View Single Post
Old 10-03-2013, 11:14 AM   #6
At_Libitum
Addict
At_Libitum ought to be getting tired of karma fortunes by now.At_Libitum ought to be getting tired of karma fortunes by now.At_Libitum ought to be getting tired of karma fortunes by now.At_Libitum ought to be getting tired of karma fortunes by now.At_Libitum ought to be getting tired of karma fortunes by now.At_Libitum ought to be getting tired of karma fortunes by now.At_Libitum ought to be getting tired of karma fortunes by now.At_Libitum ought to be getting tired of karma fortunes by now.At_Libitum ought to be getting tired of karma fortunes by now.At_Libitum ought to be getting tired of karma fortunes by now.At_Libitum ought to be getting tired of karma fortunes by now.
 
Posts: 265
Karma: 724240
Join Date: Aug 2013
Device: KyBook
I like the initiative but I think there is still room for improvement. It deemed a lot of perfectly valid spelled words a 'Possible OCR error'. I have totally no idea if this is possible but I think you could reduce this a lot by looking at the context the word was used in. Not every h is always the result of an OCR errored 'b' nor vice-versa, same for the 'l' and 'f' versus 't'.

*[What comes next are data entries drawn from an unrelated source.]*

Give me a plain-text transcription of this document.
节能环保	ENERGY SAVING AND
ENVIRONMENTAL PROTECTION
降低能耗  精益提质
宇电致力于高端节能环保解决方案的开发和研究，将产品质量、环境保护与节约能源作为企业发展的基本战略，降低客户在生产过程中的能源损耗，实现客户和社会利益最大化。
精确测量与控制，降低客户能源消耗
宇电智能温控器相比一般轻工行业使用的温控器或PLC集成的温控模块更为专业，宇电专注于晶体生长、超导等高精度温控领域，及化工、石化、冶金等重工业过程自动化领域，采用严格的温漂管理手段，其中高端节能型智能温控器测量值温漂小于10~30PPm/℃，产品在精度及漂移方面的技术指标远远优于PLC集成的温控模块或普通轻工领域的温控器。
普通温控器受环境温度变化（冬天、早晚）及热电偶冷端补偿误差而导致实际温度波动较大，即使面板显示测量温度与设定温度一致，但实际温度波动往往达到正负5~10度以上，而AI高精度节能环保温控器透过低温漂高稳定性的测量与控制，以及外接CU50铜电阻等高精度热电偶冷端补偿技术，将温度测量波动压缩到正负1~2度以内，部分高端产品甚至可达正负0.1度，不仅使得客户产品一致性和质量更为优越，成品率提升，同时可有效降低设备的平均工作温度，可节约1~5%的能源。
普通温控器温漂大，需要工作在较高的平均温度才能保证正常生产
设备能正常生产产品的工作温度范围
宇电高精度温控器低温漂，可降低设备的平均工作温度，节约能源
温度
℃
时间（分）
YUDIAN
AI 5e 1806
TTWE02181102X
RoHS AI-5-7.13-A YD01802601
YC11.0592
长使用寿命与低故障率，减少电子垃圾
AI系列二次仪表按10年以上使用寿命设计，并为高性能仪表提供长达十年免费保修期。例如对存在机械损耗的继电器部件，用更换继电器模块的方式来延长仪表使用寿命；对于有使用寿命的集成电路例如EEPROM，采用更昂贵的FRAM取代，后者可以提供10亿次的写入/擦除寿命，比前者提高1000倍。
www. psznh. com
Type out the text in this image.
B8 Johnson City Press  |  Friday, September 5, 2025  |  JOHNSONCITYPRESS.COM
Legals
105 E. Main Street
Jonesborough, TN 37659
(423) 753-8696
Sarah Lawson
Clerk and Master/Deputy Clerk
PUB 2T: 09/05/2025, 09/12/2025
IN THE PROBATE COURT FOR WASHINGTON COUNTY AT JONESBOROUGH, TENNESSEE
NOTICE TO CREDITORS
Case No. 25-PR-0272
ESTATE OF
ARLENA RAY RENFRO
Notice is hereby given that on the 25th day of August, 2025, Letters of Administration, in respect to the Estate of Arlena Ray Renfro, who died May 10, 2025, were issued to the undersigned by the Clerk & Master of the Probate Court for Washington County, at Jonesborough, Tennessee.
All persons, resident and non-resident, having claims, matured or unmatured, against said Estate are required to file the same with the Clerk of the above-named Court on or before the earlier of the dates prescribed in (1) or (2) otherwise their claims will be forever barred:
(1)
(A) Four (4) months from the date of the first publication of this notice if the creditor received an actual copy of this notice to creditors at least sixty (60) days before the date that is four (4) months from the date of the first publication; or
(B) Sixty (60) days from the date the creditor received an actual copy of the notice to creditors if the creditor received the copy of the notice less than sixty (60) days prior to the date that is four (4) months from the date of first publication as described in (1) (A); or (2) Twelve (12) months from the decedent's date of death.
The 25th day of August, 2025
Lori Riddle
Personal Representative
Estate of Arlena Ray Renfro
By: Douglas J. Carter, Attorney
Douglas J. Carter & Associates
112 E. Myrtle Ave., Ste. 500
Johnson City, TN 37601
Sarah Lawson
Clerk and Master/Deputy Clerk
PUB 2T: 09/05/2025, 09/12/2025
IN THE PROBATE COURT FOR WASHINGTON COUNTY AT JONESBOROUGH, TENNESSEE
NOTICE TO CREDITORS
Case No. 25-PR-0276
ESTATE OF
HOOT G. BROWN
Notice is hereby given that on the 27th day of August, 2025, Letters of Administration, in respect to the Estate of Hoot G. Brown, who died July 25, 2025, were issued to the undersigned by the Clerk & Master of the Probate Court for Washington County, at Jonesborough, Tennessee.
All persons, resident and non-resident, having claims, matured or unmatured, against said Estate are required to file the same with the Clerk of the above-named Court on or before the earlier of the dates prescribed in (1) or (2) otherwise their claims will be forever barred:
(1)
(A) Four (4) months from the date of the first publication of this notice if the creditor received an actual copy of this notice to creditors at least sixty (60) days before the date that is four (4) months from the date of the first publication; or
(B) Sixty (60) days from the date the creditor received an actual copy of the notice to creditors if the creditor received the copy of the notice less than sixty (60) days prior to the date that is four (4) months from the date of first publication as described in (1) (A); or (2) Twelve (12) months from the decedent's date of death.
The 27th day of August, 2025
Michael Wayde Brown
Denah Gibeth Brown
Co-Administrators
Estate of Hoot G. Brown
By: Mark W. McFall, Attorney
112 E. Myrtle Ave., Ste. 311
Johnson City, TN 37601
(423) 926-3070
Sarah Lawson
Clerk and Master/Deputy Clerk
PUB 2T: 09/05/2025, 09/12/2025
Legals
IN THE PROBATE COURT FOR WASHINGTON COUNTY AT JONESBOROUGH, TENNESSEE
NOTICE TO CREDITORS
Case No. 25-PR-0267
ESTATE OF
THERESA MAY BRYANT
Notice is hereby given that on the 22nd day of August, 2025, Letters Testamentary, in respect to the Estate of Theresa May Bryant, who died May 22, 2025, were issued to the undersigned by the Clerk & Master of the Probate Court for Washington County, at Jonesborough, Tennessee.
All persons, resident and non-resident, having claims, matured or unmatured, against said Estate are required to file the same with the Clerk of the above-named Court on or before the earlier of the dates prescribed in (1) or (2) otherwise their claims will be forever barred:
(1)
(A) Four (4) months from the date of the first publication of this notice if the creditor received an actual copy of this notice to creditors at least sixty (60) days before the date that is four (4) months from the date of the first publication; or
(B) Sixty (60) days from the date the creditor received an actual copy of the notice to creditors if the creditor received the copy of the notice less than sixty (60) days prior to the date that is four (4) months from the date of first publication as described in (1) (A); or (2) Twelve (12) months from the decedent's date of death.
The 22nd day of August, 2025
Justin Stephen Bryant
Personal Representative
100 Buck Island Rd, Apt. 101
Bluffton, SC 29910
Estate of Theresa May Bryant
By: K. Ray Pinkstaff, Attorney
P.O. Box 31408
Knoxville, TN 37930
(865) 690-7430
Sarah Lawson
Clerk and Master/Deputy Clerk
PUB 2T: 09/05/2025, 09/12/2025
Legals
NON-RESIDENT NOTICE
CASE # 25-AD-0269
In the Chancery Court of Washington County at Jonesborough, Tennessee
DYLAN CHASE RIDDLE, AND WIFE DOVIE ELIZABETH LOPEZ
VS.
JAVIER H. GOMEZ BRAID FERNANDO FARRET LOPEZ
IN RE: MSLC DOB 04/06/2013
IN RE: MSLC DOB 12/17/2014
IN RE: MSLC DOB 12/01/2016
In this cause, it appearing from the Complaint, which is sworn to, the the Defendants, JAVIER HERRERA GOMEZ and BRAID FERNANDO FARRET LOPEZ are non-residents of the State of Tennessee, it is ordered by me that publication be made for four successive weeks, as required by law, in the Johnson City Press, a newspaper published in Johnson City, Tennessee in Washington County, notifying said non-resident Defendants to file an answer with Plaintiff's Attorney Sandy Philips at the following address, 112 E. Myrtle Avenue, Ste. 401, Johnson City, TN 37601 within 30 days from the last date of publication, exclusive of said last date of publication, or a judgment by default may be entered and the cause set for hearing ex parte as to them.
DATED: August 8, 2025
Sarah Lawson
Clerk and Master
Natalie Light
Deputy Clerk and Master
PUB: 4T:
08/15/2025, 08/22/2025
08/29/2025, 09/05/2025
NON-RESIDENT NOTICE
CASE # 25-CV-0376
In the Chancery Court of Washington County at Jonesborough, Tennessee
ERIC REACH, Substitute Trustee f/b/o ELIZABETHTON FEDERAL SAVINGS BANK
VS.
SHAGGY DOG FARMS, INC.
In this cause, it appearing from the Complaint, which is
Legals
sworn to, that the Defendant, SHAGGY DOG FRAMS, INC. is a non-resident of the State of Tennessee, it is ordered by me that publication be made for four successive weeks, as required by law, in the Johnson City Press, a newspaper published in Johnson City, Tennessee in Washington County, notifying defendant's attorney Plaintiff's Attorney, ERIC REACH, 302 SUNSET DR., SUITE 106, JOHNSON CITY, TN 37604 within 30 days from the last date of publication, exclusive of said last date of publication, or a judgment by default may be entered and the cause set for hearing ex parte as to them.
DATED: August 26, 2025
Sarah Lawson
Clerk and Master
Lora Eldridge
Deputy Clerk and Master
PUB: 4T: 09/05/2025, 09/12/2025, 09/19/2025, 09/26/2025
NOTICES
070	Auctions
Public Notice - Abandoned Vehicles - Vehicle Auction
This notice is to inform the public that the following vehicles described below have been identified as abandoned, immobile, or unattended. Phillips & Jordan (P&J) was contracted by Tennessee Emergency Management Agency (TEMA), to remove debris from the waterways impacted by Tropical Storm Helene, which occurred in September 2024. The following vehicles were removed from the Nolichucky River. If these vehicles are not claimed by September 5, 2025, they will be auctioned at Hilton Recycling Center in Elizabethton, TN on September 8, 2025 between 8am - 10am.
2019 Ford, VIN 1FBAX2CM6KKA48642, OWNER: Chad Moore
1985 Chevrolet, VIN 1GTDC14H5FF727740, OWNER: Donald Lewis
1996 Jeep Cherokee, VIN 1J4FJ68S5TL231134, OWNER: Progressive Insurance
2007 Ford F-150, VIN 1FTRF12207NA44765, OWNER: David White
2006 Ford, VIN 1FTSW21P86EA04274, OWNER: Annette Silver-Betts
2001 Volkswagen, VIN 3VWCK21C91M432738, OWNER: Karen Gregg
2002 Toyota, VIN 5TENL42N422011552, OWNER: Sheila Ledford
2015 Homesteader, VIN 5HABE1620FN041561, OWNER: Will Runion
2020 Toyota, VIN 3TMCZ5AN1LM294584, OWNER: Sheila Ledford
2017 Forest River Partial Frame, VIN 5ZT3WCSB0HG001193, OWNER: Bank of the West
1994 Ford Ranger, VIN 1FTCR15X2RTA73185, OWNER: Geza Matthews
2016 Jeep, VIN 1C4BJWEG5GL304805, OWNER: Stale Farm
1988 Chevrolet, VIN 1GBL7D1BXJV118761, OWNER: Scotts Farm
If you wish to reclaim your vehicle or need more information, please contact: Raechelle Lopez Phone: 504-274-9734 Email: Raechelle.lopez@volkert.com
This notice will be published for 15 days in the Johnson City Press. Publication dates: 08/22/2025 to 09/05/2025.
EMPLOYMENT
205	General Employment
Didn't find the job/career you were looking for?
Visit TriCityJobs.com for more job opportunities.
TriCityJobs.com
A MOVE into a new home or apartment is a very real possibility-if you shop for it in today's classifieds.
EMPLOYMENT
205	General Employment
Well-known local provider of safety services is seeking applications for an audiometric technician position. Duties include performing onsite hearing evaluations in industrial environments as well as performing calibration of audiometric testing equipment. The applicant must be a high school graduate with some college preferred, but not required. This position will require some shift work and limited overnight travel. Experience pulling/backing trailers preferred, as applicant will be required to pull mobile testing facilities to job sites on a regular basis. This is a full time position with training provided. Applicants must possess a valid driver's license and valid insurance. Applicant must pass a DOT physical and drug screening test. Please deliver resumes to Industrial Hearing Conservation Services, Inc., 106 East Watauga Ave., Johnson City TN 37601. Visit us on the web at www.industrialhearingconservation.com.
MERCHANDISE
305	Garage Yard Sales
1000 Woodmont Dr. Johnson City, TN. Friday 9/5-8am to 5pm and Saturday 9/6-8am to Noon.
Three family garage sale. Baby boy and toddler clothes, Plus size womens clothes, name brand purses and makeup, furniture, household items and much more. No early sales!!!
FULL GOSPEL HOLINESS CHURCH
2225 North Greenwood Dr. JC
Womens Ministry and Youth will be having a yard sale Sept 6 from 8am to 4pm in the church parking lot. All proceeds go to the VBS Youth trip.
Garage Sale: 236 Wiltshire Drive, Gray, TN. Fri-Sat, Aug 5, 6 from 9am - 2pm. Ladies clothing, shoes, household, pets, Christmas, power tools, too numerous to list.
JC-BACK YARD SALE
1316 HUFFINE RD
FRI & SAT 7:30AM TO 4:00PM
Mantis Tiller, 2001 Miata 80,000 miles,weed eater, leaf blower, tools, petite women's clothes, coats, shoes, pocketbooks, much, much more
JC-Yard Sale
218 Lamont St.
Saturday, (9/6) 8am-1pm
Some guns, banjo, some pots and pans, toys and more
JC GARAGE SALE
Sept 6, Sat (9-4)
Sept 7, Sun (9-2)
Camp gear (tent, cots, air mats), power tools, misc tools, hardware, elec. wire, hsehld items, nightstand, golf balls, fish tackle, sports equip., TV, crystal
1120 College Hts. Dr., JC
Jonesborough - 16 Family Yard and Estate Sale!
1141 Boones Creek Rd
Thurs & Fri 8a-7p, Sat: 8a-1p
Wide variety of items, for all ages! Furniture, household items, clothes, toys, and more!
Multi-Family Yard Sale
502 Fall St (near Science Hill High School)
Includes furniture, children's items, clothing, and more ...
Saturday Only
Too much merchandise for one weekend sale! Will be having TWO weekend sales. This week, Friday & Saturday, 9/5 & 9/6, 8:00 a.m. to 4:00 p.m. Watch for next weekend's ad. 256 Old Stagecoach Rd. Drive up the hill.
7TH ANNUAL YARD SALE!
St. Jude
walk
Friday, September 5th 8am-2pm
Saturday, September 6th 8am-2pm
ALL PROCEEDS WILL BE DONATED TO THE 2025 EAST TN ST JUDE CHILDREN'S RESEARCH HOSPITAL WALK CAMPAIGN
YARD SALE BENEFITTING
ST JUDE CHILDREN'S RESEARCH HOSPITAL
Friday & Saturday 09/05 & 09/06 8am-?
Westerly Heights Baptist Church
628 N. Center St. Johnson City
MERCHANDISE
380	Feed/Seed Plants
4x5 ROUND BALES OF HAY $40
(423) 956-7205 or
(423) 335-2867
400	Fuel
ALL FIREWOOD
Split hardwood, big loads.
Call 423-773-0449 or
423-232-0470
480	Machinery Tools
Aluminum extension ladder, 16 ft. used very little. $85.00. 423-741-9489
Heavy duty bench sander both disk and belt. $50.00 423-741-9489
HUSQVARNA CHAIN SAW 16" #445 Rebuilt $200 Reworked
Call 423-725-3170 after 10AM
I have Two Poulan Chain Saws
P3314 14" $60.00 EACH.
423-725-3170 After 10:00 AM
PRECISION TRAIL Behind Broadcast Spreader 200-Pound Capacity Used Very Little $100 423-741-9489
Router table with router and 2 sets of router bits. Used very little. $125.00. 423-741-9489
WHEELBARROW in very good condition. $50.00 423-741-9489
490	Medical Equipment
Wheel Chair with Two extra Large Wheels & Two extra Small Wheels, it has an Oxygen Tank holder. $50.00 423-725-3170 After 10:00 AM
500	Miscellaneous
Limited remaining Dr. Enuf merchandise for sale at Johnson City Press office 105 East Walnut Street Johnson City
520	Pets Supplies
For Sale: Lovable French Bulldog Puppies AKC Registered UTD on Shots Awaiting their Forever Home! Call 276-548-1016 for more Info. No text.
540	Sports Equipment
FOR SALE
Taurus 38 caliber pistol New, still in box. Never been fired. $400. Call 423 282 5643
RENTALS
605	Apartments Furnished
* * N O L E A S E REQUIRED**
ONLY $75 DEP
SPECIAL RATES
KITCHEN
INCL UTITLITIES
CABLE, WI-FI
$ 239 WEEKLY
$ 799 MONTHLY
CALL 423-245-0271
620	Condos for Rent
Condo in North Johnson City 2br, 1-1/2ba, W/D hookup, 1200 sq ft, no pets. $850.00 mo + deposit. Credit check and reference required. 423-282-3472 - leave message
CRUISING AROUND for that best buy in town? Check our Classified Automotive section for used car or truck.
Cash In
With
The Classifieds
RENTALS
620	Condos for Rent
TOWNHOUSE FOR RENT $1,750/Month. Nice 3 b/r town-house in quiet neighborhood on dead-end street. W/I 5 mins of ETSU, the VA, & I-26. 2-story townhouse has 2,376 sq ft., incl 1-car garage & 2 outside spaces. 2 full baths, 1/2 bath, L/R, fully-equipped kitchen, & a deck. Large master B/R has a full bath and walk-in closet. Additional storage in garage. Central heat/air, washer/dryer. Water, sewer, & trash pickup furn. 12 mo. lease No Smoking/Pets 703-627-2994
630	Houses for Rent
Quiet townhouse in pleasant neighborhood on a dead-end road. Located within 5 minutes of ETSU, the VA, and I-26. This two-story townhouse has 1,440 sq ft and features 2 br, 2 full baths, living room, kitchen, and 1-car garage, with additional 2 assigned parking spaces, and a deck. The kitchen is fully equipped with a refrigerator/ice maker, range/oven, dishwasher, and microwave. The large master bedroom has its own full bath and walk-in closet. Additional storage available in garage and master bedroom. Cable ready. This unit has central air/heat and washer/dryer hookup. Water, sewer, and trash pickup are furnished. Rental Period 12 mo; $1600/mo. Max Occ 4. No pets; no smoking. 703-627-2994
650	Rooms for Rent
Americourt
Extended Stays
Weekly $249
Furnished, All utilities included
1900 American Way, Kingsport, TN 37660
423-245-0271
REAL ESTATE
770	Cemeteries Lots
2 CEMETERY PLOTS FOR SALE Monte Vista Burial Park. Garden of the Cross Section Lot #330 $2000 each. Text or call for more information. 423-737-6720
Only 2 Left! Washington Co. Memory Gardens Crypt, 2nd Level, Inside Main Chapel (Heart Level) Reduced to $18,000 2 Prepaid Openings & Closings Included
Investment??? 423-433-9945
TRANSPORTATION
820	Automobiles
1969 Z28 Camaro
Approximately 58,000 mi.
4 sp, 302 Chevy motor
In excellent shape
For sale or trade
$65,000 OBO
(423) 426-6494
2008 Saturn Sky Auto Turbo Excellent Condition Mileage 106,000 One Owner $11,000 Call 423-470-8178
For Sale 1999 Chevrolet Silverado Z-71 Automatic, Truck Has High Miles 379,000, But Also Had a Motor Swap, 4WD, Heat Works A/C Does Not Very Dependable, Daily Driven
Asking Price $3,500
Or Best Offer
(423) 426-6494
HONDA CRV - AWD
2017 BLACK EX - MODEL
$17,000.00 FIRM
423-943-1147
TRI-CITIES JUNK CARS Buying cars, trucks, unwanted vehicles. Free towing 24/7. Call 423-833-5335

I also found, by accident, that it seems to suffer from OCR blindness itself too. I was trying it out on "Three Men in a Boat" from Jerome K. Jerome, and there is a sentence in the ePub going as follows:

"Harris, in moving about, trod on George’s corn."

Epub spellchecker actually read the corn as "com" and also flagged it as such. AND gave the same word as suggested replacement.
(see attachment)

Also, about the unneeded hyphens, not being a native English speaker I would need to study up on when and where they are normally used but I am almost sure there are words requiring them. I have not yet looked too deep but I assume there is some kind of exception list someplace so that not everything containing hyphens is flagged as such.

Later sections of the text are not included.